A report by London Underground (LU) found 85 "high-risk" sites most prone to flooding from heavy downpours and burst water mains. The sites include the capital's busiest tube stations — Waterloo, King's Cross and London Bridge.
The report, LU's first on flood risk since 2001, showed that of the 85 sites, 57 are train stations and the remaining includes shafts and tunnel entrances. Finsbury Park, Notting Hill Gate, Seven Sisters, Colliers Wood, Stockwell and Marble Arch feature among the 10 riskiest tube stations. The report also identified 68 sites at "significant risk", of which 23 are train stations. More than 3.5 million passengers across London use the 270 tube stations every day for commuting, The Guardian writes.
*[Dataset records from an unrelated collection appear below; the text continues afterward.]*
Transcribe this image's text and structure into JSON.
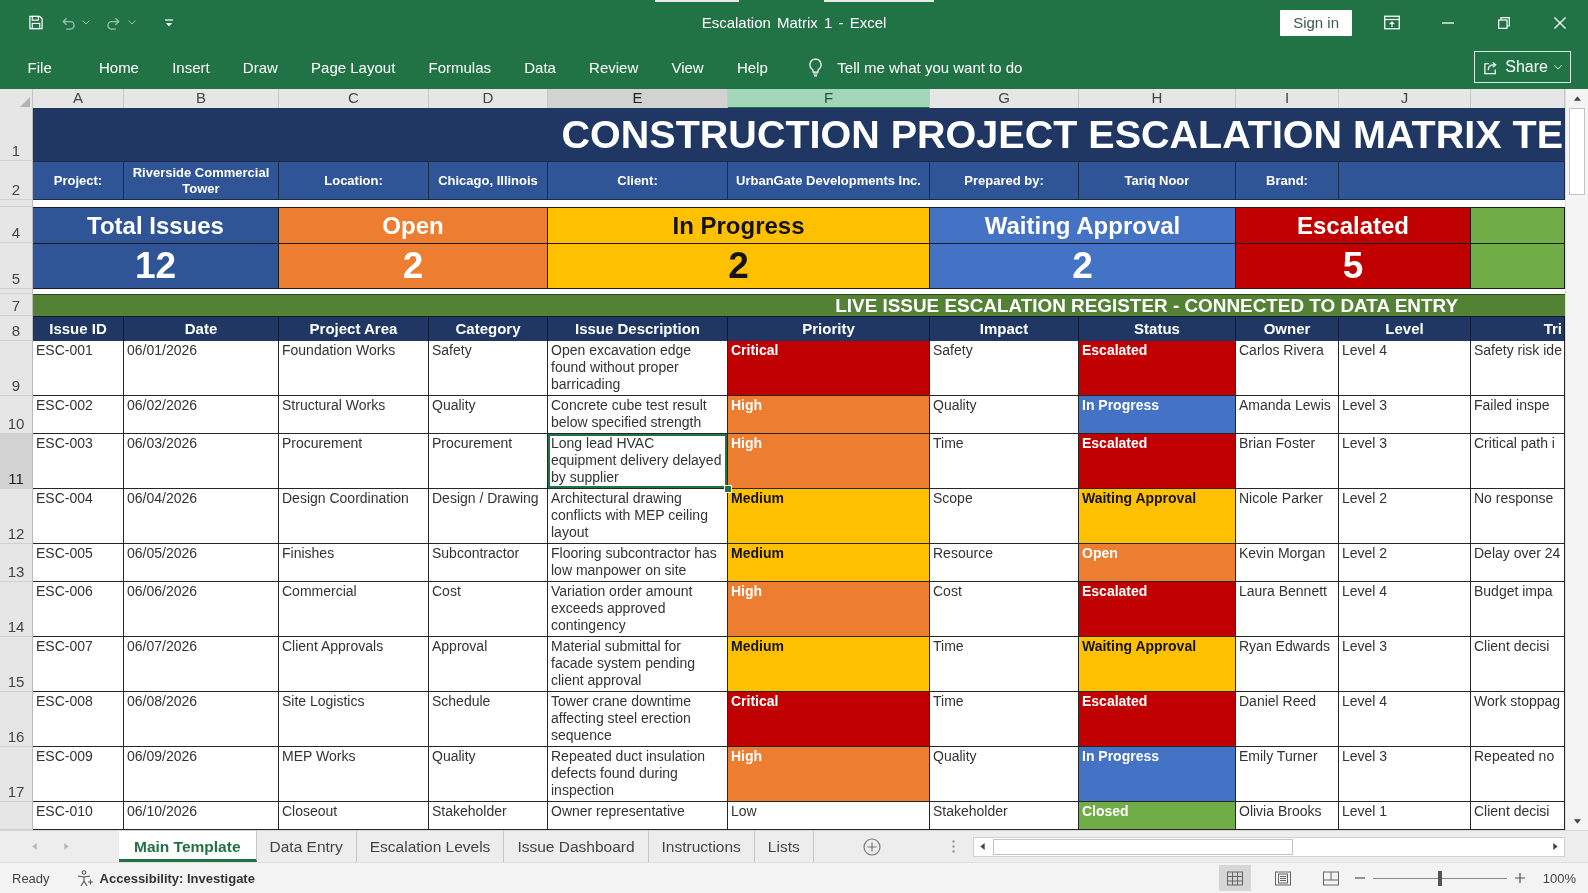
{
  "window": {
    "title": "Escalation Matrix 1 - Excel",
    "sign_in": "Sign in"
  },
  "ribbon": {
    "tabs": [
      "File",
      "Home",
      "Insert",
      "Draw",
      "Page Layout",
      "Formulas",
      "Data",
      "Review",
      "View",
      "Help"
    ],
    "tell_me": "Tell me what you want to do",
    "share": "Share"
  },
  "columns": [
    {
      "letter": "A",
      "selected": false,
      "highlighted": false
    },
    {
      "letter": "B",
      "selected": false,
      "highlighted": false
    },
    {
      "letter": "C",
      "selected": false,
      "highlighted": false
    },
    {
      "letter": "D",
      "selected": false,
      "highlighted": false
    },
    {
      "letter": "E",
      "selected": true,
      "highlighted": false
    },
    {
      "letter": "F",
      "selected": false,
      "highlighted": true
    },
    {
      "letter": "G",
      "selected": false,
      "highlighted": false
    },
    {
      "letter": "H",
      "selected": false,
      "highlighted": false
    },
    {
      "letter": "I",
      "selected": false,
      "highlighted": false
    },
    {
      "letter": "J",
      "selected": false,
      "highlighted": false
    },
    {
      "selected": false,
      "highlighted": false
    }
  ],
  "sheet": {
    "title_row": {
      "number": "1",
      "title": "CONSTRUCTION PROJECT ESCALATION MATRIX TE"
    },
    "info_row": {
      "number": "2",
      "cells": [
        "Project:",
        "Riverside Commercial Tower",
        "Location:",
        "Chicago, Illinois",
        "Client:",
        "UrbanGate Developments Inc.",
        "Prepared by:",
        "Tariq Noor",
        "Brand:"
      ]
    },
    "summary": {
      "row_numbers": [
        "4",
        "5"
      ],
      "cards": [
        {
          "label": "Total Issues",
          "value": "12",
          "color": "#2f5597"
        },
        {
          "label": "Open",
          "value": "2",
          "color": "#ed7d31"
        },
        {
          "label": "In Progress",
          "value": "2",
          "color": "#ffc000"
        },
        {
          "label": "Waiting Approval",
          "value": "2",
          "color": "#4472c4"
        },
        {
          "label": "Escalated",
          "value": "5",
          "color": "#c00000"
        },
        {
          "color": "#70ad47"
        }
      ]
    },
    "band_row": {
      "number": "7",
      "text": "LIVE ISSUE ESCALATION REGISTER - CONNECTED TO DATA ENTRY"
    },
    "header_row": {
      "number": "8",
      "cells": [
        "Issue ID",
        "Date",
        "Project Area",
        "Category",
        "Issue Description",
        "Priority",
        "Impact",
        "Status",
        "Owner",
        "Level",
        "Tri"
      ]
    },
    "rows": [
      {
        "number": "9",
        "selected": false,
        "issue_id": "ESC-001",
        "date": "06/01/2026",
        "project_area": "Foundation Works",
        "category": "Safety",
        "description": "Open excavation edge found without proper barricading",
        "priority": {
          "text": "Critical",
          "color": "#c00000"
        },
        "impact": "Safety",
        "status": {
          "text": "Escalated",
          "color": "#c00000"
        },
        "owner": "Carlos Rivera",
        "level": "Level 4",
        "column_11": "Safety risk ide"
      },
      {
        "number": "10",
        "selected": false,
        "issue_id": "ESC-002",
        "date": "06/02/2026",
        "project_area": "Structural Works",
        "category": "Quality",
        "description": "Concrete cube test result below specified strength",
        "priority": {
          "text": "High",
          "color": "#ed7d31"
        },
        "impact": "Quality",
        "status": {
          "text": "In Progress",
          "color": "#4472c4"
        },
        "owner": "Amanda Lewis",
        "level": "Level 3",
        "column_11": "Failed inspe"
      },
      {
        "number": "11",
        "selected": true,
        "issue_id": "ESC-003",
        "date": "06/03/2026",
        "project_area": "Procurement",
        "category": "Procurement",
        "description": "Long lead HVAC equipment delivery delayed by supplier",
        "priority": {
          "text": "High",
          "color": "#ed7d31"
        },
        "impact": "Time",
        "status": {
          "text": "Escalated",
          "color": "#c00000"
        },
        "owner": "Brian Foster",
        "level": "Level 3",
        "column_11": "Critical path i"
      },
      {
        "number": "12",
        "selected": false,
        "issue_id": "ESC-004",
        "date": "06/04/2026",
        "project_area": "Design Coordination",
        "category": "Design / Drawing",
        "description": "Architectural drawing conflicts with MEP ceiling layout",
        "priority": {
          "text": "Medium",
          "color": "#ffc000"
        },
        "impact": "Scope",
        "status": {
          "text": "Waiting Approval",
          "color": "#ffc000"
        },
        "owner": "Nicole Parker",
        "level": "Level 2",
        "column_11": "No response"
      },
      {
        "number": "13",
        "selected": false,
        "issue_id": "ESC-005",
        "date": "06/05/2026",
        "project_area": "Finishes",
        "category": "Subcontractor",
        "description": "Flooring subcontractor has low manpower on site",
        "priority": {
          "text": "Medium",
          "color": "#ffc000"
        },
        "impact": "Resource",
        "status": {
          "text": "Open",
          "color": "#ed7d31"
        },
        "owner": "Kevin Morgan",
        "level": "Level 2",
        "column_11": "Delay over 24"
      },
      {
        "number": "14",
        "selected": false,
        "issue_id": "ESC-006",
        "date": "06/06/2026",
        "project_area": "Commercial",
        "category": "Cost",
        "description": "Variation order amount exceeds approved contingency",
        "priority": {
          "text": "High",
          "color": "#ed7d31"
        },
        "impact": "Cost",
        "status": {
          "text": "Escalated",
          "color": "#c00000"
        },
        "owner": "Laura Bennett",
        "level": "Level 4",
        "column_11": "Budget impa"
      },
      {
        "number": "15",
        "selected": false,
        "issue_id": "ESC-007",
        "date": "06/07/2026",
        "project_area": "Client Approvals",
        "category": "Approval",
        "description": "Material submittal for facade system pending client approval",
        "priority": {
          "text": "Medium",
          "color": "#ffc000"
        },
        "impact": "Time",
        "status": {
          "text": "Waiting Approval",
          "color": "#ffc000"
        },
        "owner": "Ryan Edwards",
        "level": "Level 3",
        "column_11": "Client decisi"
      },
      {
        "number": "16",
        "selected": false,
        "issue_id": "ESC-008",
        "date": "06/08/2026",
        "project_area": "Site Logistics",
        "category": "Schedule",
        "description": "Tower crane downtime affecting steel erection sequence",
        "priority": {
          "text": "Critical",
          "color": "#c00000"
        },
        "impact": "Time",
        "status": {
          "text": "Escalated",
          "color": "#c00000"
        },
        "owner": "Daniel Reed",
        "level": "Level 4",
        "column_11": "Work stoppag"
      },
      {
        "number": "17",
        "selected": false,
        "issue_id": "ESC-009",
        "date": "06/09/2026",
        "project_area": "MEP Works",
        "category": "Quality",
        "description": "Repeated duct insulation defects found during inspection",
        "priority": {
          "text": "High",
          "color": "#ed7d31"
        },
        "impact": "Quality",
        "status": {
          "text": "In Progress",
          "color": "#4472c4"
        },
        "owner": "Emily Turner",
        "level": "Level 3",
        "column_11": "Repeated no"
      },
      {
        "selected": false,
        "issue_id": "ESC-010",
        "date": "06/10/2026",
        "project_area": "Closeout",
        "category": "Stakeholder",
        "description": "Owner representative",
        "priority": {
          "text": "Low"
        },
        "impact": "Stakeholder",
        "status": {
          "text": "Closed",
          "color": "#70ad47"
        },
        "owner": "Olivia Brooks",
        "level": "Level 1",
        "column_11": "Client decisi"
      }
    ]
  },
  "sheet_tabs": [
    {
      "label": "Main Template",
      "selected": true
    },
    {
      "label": "Data Entry",
      "selected": false
    },
    {
      "label": "Escalation Levels",
      "selected": false
    },
    {
      "label": "Issue Dashboard",
      "selected": false
    },
    {
      "label": "Instructions",
      "selected": false
    },
    {
      "label": "Lists",
      "selected": false
    }
  ],
  "status_bar": {
    "mode": "Ready",
    "accessibility": "Accessibility: Investigate",
    "views": [
      {
        "selected": true
      },
      {
        "selected": false
      },
      {
        "selected": false
      }
    ],
    "zoom": {
      "level": 0.5,
      "percent": "100%"
    }
  }
}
The survey was undertaken after the 2012 flooding in the New York City metro due to Hurricane Sandy. The report suggests that the rising risk of flooding could be blamed to climatic changes. The report also flagged concerns about the UK's preparedness for the impacts of global warming.
"London has been fortunate to escape the worst of recent storm events in the UK, but it is only a matter of time before heavy rainfall seriously affects London and the underground network. The risk is generally expected to increase [as] climate change predictions are that storms will become more intense. There is some evidence to show that these have already increased in frequency," the report warned.
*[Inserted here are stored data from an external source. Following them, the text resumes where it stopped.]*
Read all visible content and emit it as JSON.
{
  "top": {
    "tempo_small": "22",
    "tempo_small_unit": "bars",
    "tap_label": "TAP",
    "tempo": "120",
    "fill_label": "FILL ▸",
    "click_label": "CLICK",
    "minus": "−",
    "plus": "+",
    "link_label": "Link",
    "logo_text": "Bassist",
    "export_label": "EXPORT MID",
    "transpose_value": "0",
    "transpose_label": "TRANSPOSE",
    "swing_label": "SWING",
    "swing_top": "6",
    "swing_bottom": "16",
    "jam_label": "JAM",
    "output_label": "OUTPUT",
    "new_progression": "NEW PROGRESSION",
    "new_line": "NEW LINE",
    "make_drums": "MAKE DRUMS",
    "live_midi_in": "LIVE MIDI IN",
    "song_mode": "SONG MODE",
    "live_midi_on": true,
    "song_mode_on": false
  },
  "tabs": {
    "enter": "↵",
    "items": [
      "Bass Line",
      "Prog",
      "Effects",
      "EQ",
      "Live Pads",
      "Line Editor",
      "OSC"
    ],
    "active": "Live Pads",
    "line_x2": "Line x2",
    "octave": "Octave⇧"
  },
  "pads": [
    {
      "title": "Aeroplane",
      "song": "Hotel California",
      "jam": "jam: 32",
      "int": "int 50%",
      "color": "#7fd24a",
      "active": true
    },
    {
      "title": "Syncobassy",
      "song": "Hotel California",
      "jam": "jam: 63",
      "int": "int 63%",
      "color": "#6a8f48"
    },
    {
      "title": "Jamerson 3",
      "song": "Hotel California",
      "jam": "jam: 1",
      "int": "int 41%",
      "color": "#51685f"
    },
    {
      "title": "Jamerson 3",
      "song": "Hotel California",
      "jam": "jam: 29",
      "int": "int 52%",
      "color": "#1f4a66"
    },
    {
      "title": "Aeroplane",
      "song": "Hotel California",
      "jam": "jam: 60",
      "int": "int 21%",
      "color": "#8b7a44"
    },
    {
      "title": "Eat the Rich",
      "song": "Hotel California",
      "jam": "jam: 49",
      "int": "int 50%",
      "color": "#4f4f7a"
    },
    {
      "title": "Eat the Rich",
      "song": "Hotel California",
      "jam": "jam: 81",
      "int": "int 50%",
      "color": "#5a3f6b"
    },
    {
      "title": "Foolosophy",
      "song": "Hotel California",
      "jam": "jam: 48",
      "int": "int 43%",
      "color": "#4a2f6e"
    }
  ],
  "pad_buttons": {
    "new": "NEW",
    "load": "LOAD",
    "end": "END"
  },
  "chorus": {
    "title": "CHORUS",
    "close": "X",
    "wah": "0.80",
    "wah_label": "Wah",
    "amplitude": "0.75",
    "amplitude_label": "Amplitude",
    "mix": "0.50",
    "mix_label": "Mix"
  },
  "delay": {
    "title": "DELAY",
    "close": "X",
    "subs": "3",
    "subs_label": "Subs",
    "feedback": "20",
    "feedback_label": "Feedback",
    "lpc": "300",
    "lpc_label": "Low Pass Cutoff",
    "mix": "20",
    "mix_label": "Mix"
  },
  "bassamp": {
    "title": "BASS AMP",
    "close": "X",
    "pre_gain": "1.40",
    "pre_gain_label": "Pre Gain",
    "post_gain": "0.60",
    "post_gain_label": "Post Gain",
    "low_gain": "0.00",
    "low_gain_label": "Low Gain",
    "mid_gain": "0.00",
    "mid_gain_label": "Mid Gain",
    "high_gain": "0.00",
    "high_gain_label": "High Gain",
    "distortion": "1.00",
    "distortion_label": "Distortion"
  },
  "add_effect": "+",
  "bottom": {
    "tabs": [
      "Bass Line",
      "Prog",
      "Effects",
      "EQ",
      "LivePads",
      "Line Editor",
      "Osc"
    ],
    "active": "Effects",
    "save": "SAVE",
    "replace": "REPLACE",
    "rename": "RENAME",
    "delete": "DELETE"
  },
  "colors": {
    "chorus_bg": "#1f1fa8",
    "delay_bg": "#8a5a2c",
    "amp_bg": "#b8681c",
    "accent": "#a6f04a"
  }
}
Bob Ward, a member of the London Climate Change Partnership, termed the report as "shocking" and said the mayor of London's climate change adaptation strategy, published in October 2011, had flagged concerns about the vulnerability of underground tube network, but little had been done to mitigate the risk. "It is a shameful legacy from Boris Johnson's time as mayor," Ward was quoted as saying by the report.
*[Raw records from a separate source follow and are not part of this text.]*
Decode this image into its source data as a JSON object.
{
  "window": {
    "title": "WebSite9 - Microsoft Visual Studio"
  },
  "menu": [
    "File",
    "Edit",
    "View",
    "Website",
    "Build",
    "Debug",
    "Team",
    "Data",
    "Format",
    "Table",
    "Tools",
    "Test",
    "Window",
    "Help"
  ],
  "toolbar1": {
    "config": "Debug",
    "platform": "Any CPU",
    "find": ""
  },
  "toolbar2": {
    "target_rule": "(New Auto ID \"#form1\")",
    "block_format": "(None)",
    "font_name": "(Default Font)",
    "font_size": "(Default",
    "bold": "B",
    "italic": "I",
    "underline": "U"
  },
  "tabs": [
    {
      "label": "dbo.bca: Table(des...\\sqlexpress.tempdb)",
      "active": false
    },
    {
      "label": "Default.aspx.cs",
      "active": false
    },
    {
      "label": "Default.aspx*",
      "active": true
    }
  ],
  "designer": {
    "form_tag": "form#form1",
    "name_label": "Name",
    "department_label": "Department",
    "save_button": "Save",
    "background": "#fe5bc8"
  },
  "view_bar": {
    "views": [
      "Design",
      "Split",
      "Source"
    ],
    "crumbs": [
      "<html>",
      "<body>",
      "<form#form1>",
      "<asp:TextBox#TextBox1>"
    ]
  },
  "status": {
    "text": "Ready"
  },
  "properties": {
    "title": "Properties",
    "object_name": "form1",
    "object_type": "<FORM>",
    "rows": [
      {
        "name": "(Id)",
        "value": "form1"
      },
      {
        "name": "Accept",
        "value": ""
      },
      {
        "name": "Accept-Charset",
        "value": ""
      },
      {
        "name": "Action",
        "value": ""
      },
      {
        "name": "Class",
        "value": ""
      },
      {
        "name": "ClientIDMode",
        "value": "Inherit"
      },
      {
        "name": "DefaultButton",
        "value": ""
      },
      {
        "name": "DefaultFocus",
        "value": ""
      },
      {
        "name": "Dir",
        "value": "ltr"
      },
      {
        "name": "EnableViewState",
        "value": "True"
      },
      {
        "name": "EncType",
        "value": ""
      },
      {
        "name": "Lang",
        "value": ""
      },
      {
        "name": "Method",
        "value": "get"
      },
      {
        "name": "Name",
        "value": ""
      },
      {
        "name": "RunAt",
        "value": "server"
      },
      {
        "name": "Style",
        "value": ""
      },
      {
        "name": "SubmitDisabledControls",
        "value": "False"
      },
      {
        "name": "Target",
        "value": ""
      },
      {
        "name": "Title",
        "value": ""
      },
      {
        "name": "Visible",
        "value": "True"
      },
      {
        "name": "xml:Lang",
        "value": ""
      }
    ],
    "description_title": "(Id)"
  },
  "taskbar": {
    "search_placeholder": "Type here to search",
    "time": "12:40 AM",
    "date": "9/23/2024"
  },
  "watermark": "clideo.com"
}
George McInulty, LU's programme director for renewals, said they were working towards finding ways "to minimise any potential disruption flooding causes to our customers". LU has reportedly sought £3m ($4.2m) over the next three years to fund its detailed analysis of the riskiest sites and to begin installing protective measures. However, Anthony Fernihough, LU's head drainage engineer, believes the amount is insufficient and that more funds will be needed to significantly reduce flooding risks.